Following the genocide in Rwanda, many activists in the West resolved never to let such crimes happen again. And when evidence of mass atrocities began to filter out of Darfur a decade later, they acted. The movement they built to save Darfur brought together seasoned human-rights activists, celebrities, politicians, and thousands of ordinary citizens who had had never before been active in a movement to change the foreign policy of their governments.
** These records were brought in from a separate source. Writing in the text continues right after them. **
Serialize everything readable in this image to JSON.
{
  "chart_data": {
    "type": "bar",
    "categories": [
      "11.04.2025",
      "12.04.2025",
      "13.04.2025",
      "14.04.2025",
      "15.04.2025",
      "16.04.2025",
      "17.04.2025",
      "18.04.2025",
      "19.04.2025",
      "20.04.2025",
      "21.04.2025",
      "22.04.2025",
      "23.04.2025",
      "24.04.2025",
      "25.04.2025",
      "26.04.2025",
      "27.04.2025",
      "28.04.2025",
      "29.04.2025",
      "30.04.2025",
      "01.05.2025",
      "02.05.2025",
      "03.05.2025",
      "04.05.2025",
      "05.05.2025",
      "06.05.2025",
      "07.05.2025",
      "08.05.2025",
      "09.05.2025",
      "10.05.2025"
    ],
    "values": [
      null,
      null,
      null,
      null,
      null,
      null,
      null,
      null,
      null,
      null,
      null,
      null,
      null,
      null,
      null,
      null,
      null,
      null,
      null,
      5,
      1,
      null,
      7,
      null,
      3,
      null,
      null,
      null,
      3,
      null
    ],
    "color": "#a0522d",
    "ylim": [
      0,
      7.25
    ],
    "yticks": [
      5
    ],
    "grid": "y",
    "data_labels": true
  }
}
In her book Fighting for Darfur: Public Action and the Struggle to Stop Genocide (Palgrave Macmillan), human rights lawyer and former Open Society fellow Rebecca Hamilton takes an honest and unsentimental look at the movement for Darfur and the consequences—intended and otherwise—that arose from public action to stop genocide in Sudan.
Hamilton and a panel of experts discuss the lessons of the Darfur movement and ask if mass action can ever be effective in stopping crimes against humanity. They examine the movement's considerable successes, as well as the missteps that diminished its effectiveness.
The panel also assesses the legacy of Darfur for Sudan—and for all of Africa—in the wake of the January 2011 referendum, which will ultimately divide Sudan into two separate nations.
- Rebecca Hamilton, human rights lawyer and author of Fighting for Darfur
- Mohammed Ahmed Abdallah, physician and professor of Medicine at el-Fasher University in Darfur; founder of the Amel Center, a network of medical personnel who provide care on the ground in Darfur
- Jehanne Henry, Sudan researcher for Human Rights Watch
- Fabienne Hara, vice president (multilateral affairs), International Crisis Group
The event is moderated by Jerry Fowler, senior policy analyst at the Open Society Policy Center.